In The Simpsonshe’s Jeff Albertson, the fat, pony-tailed and bearded sarcastic misanthrope more commonly known as the “Comic Book Guy”. In the Bart the Fink episode, Albertson wheels a barrow full of tacos through town commenting “Yes, this should provide adequate sustenance for the Doctor Who marathon”.

In The Girl with the Dragon Tattoo(2011) the neckbeard is Plague: surrounded by junk food packaging, this greasy hacker has the gracelessness to use the toilet – door agape – with company still in his apartment.

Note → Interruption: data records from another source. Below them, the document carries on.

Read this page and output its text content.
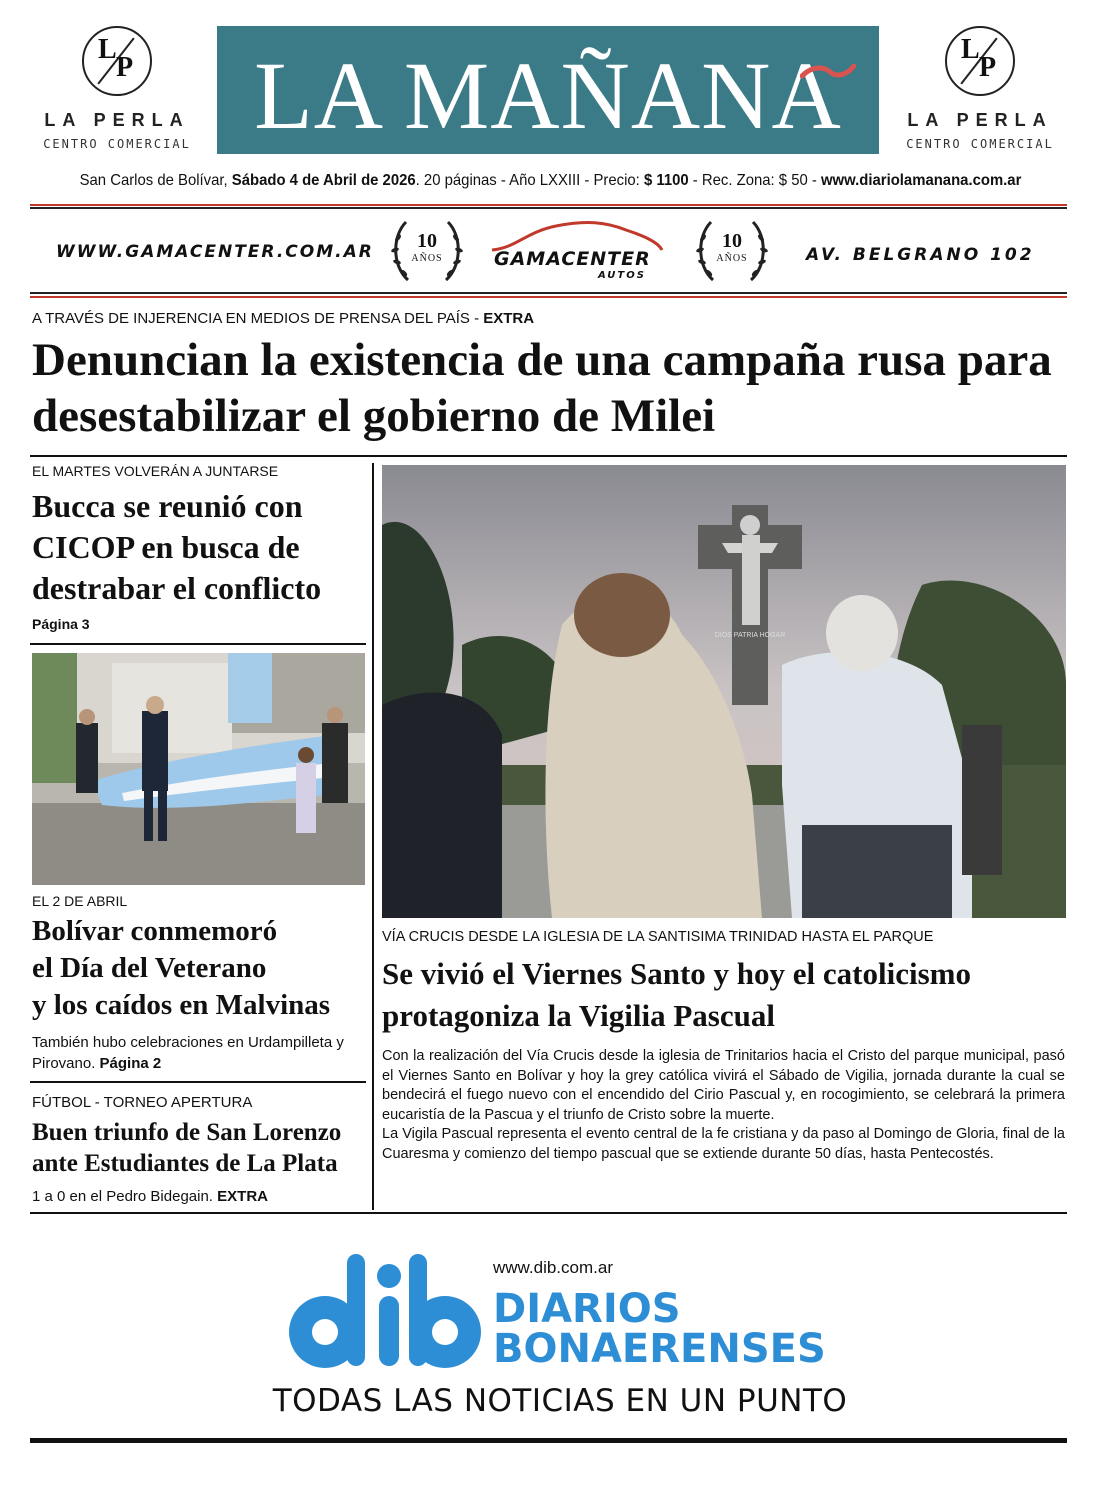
L
P
LA PERLA
CENTRO COMERCIAL LA MAÑANA	L
P
LA PERLA
CENTRO COMERCIAL
San Carlos de Bolívar, Sábado 4 de Abril de 2026. 20 páginas - Año LXXIII - Precio: $ 1100 - Rec. Zona: $ 50 - www.diariolamanana.com.ar
WWW.GAMACENTER.COM.AR	10
AÑOS	GAMACENTER
AUTOS
10
AÑOS	AV. BELGRANO 102
A TRAVÉS DE INJERENCIA EN MEDIOS DE PRENSA DEL PAÍS - EXTRA
Denuncian la existencia de una campaña rusa para desestabilizar el gobierno de Milei
EL MARTES VOLVERÁN A JUNTARSE
Bucca se reunió con CICOP en busca de destrabar el conflicto
Página 3
EL 2 DE ABRIL
Bolívar conmemoró
el Día del Veterano
y los caídos en Malvinas
También hubo celebraciones en Urdampilleta y Pirovano. Página 2
FÚTBOL - TORNEO APERTURA
Buen triunfo de San Lorenzo ante Estudiantes de La Plata
1 a 0 en el Pedro Bidegain. EXTRA
DIOS PATRIA HOGAR
VÍA CRUCIS DESDE LA IGLESIA DE LA SANTISIMA TRINIDAD HASTA EL PARQUE
Se vivió el Viernes Santo y hoy el catolicismo protagoniza la Vigilia Pascual
Con la realización del Vía Crucis desde la iglesia de Trinitarios hacia el Cristo del parque municipal, pasó el Viernes Santo en Bolívar y hoy la grey católica vivirá el Sábado de Vigilia, jornada durante la cual se bendecirá el fuego nuevo con el encendido del Cirio Pascual y, en rocogimiento, se celebrará la primera eucaristía de la Pascua y el triunfo de Cristo sobre la muerte.
La Vigila Pascual representa el evento central de la fe cristiana y da paso al Domingo de Gloria, final de la Cuaresma y comienzo del tiempo pascual que se extiende durante 50 días, hasta Pentecostés.
www.dib.com.ar
DIARIOS
BONAERENSES
TODAS LAS NOTICIAS EN UN PUNTO
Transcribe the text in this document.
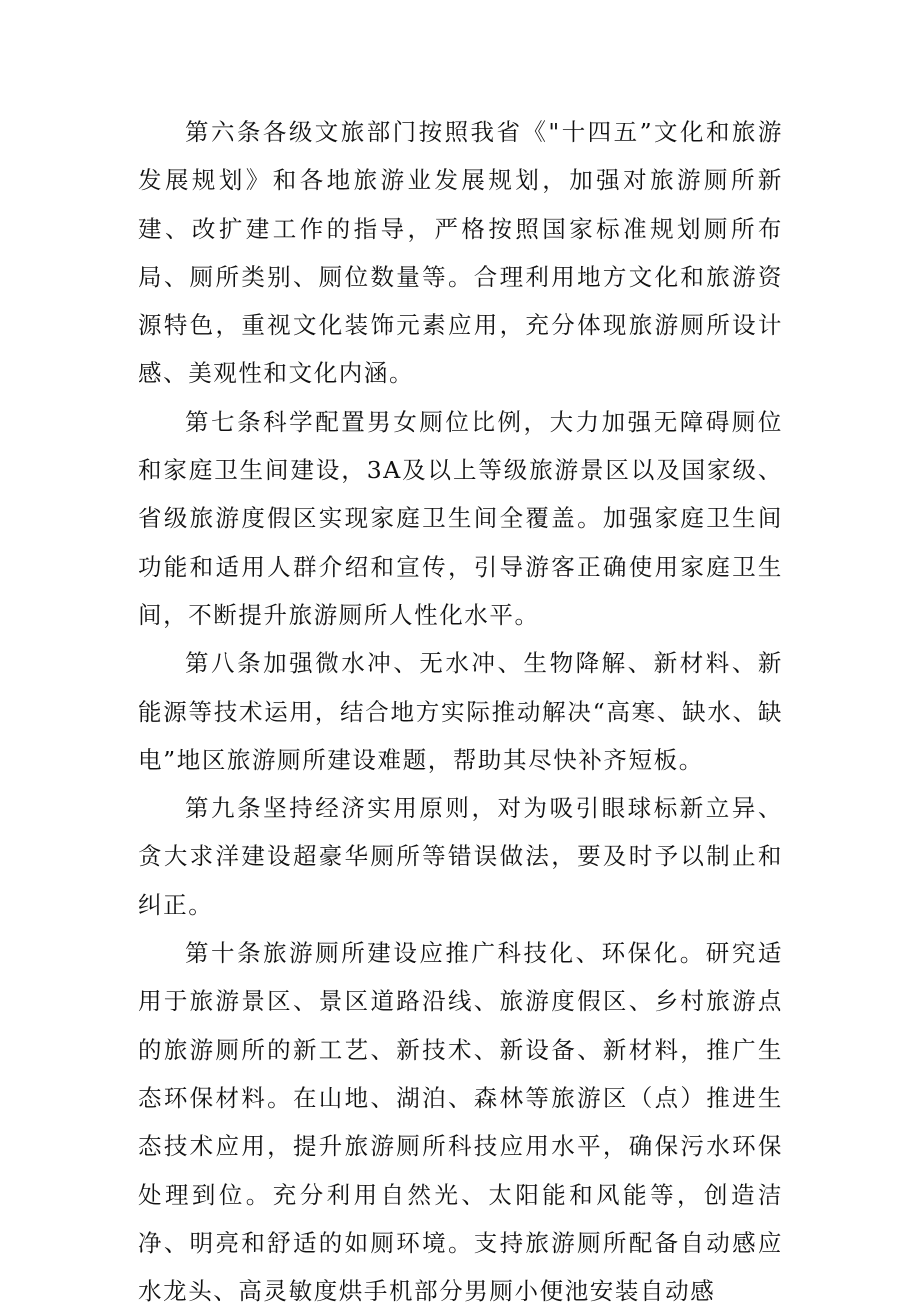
第六条各级文旅部门按照我省《"十四五”文化和旅游发展规划》和各地旅游业发展规划，加强对旅游厕所新建、改扩建工作的指导，严格按照国家标准规划厕所布局、厕所类别、厕位数量等。合理利用地方文化和旅游资源特色，重视文化装饰元素应用，充分体现旅游厕所设计感、美观性和文化内涵。

第七条科学配置男女厕位比例，大力加强无障碍厕位和家庭卫生间建设，3A及以上等级旅游景区以及国家级、省级旅游度假区实现家庭卫生间全覆盖。加强家庭卫生间功能和适用人群介绍和宣传，引导游客正确使用家庭卫生间，不断提升旅游厕所人性化水平。

第八条加强微水冲、无水冲、生物降解、新材料、新能源等技术运用，结合地方实际推动解决“高寒、缺水、缺电”地区旅游厕所建设难题，帮助其尽快补齐短板。

第九条坚持经济实用原则，对为吸引眼球标新立异、贪大求洋建设超豪华厕所等错误做法，要及时予以制止和纠正。

第十条旅游厕所建设应推广科技化、环保化。研究适用于旅游景区、景区道路沿线、旅游度假区、乡村旅游点的旅游厕所的新工艺、新技术、新设备、新材料，推广生态环保材料。在山地、湖泊、森林等旅游区（点）推进生态技术应用，提升旅游厕所科技应用水平，确保污水环保处理到位。充分利用自然光、太阳能和风能等，创造洁净、明亮和舒适的如厕环境。支持旅游厕所配备自动感应水龙头、高灵敏度烘手机部分男厕小便池安装自动感
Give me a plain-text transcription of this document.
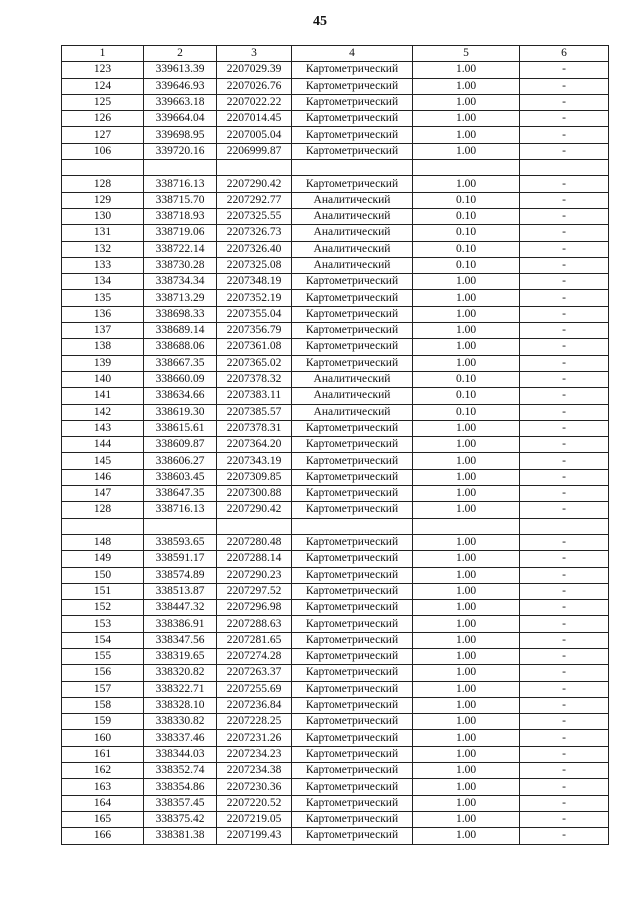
45
1	2	3	4	5	6
123	339613.39	2207029.39	Картометрический	1.00	-
124	339646.93	2207026.76	Картометрический	1.00	-
125	339663.18	2207022.22	Картометрический	1.00	-
126	339664.04	2207014.45	Картометрический	1.00	-
127	339698.95	2207005.04	Картометрический	1.00	-
106	339720.16	2206999.87	Картометрический	1.00	-

128	338716.13	2207290.42	Картометрический	1.00	-
129	338715.70	2207292.77	Аналитический	0.10	-
130	338718.93	2207325.55	Аналитический	0.10	-
131	338719.06	2207326.73	Аналитический	0.10	-
132	338722.14	2207326.40	Аналитический	0.10	-
133	338730.28	2207325.08	Аналитический	0.10	-
134	338734.34	2207348.19	Картометрический	1.00	-
135	338713.29	2207352.19	Картометрический	1.00	-
136	338698.33	2207355.04	Картометрический	1.00	-
137	338689.14	2207356.79	Картометрический	1.00	-
138	338688.06	2207361.08	Картометрический	1.00	-
139	338667.35	2207365.02	Картометрический	1.00	-
140	338660.09	2207378.32	Аналитический	0.10	-
141	338634.66	2207383.11	Аналитический	0.10	-
142	338619.30	2207385.57	Аналитический	0.10	-
143	338615.61	2207378.31	Картометрический	1.00	-
144	338609.87	2207364.20	Картометрический	1.00	-
145	338606.27	2207343.19	Картометрический	1.00	-
146	338603.45	2207309.85	Картометрический	1.00	-
147	338647.35	2207300.88	Картометрический	1.00	-
128	338716.13	2207290.42	Картометрический	1.00	-

148	338593.65	2207280.48	Картометрический	1.00	-
149	338591.17	2207288.14	Картометрический	1.00	-
150	338574.89	2207290.23	Картометрический	1.00	-
151	338513.87	2207297.52	Картометрический	1.00	-
152	338447.32	2207296.98	Картометрический	1.00	-
153	338386.91	2207288.63	Картометрический	1.00	-
154	338347.56	2207281.65	Картометрический	1.00	-
155	338319.65	2207274.28	Картометрический	1.00	-
156	338320.82	2207263.37	Картометрический	1.00	-
157	338322.71	2207255.69	Картометрический	1.00	-
158	338328.10	2207236.84	Картометрический	1.00	-
159	338330.82	2207228.25	Картометрический	1.00	-
160	338337.46	2207231.26	Картометрический	1.00	-
161	338344.03	2207234.23	Картометрический	1.00	-
162	338352.74	2207234.38	Картометрический	1.00	-
163	338354.86	2207230.36	Картометрический	1.00	-
164	338357.45	2207220.52	Картометрический	1.00	-
165	338375.42	2207219.05	Картометрический	1.00	-
166	338381.38	2207199.43	Картометрический	1.00	-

In the Make Love, Not Warcraft episode of South Park, Jenkins is the neckbeard: fat, part-acne ridden, part-bearded, the character tasks himself with no duty other than killing off characters in World of Warcraft.

At a cursory glance, the neckbeard is an easy figure to both loath and laugh at: he’s the fat guy whose whole pathetic life plays out exclusively in cyberspace. This screen stereotype, however, has other interesting elements to it.

Every new technology at its inception has been plagued by fears of addiction and the Internet certainly hasn’t evaded this: by the mid-1990s the new ailment of net addiction was claimed to be ruining relationships and socially isolating teenagers.

The screen’s neckbeard is a product of this: he’s not just a user of the technology, the technology is his life. He is a physical incarnation of modern-day gluttony – too much sedentariness, too much darkness, too much isolation, too much computing. He is what happens to the body – to society – when we become too reliant on machines: we go soft, we go to fat.

The neckbeard is unkempt, of course, because heft and dishevelment are regularly coupled on screen in a culture loathing of fatness. But he’s unkempt because of his computing. He’s not leaving his basement, he’s not socialising; the machine has made him reclusive and facilitated his isolation.

The neckbeard is often also a jerk. Be it as a griefer, a misogynist, or a compulsive commenter, this character amuses himself by being a bastard online.

In an episode of Luther,the obese Jared Cass occupies himself by sending haunting messages to the parents of a recently murdered teen girl. In Gamer(2009), Gorge is a compulsive player of a sim-gam: naked, he sits in his wheelchair dabbling in his rape fantasies while eating waffle sandwiches.

The repulsive exteriors of these characters function as an insight into their filthy psychology.

These men are socially isolated, and behind their monitors (and invariably in the bravery of mom’s basement), they get to stand up to their tormentors – to the women, for example, who ignored them – and feel a modicum of (digital) power.

The screen’s hate affair with the neckbeard stereotype provides insight into some of our fears about the Internet centred on addiction, on social isolation, on humans going soft. It’s also a distinctly notably gendered portrayal indicative of how Hollywood routinely couples technology and bad behaviour with masculinity.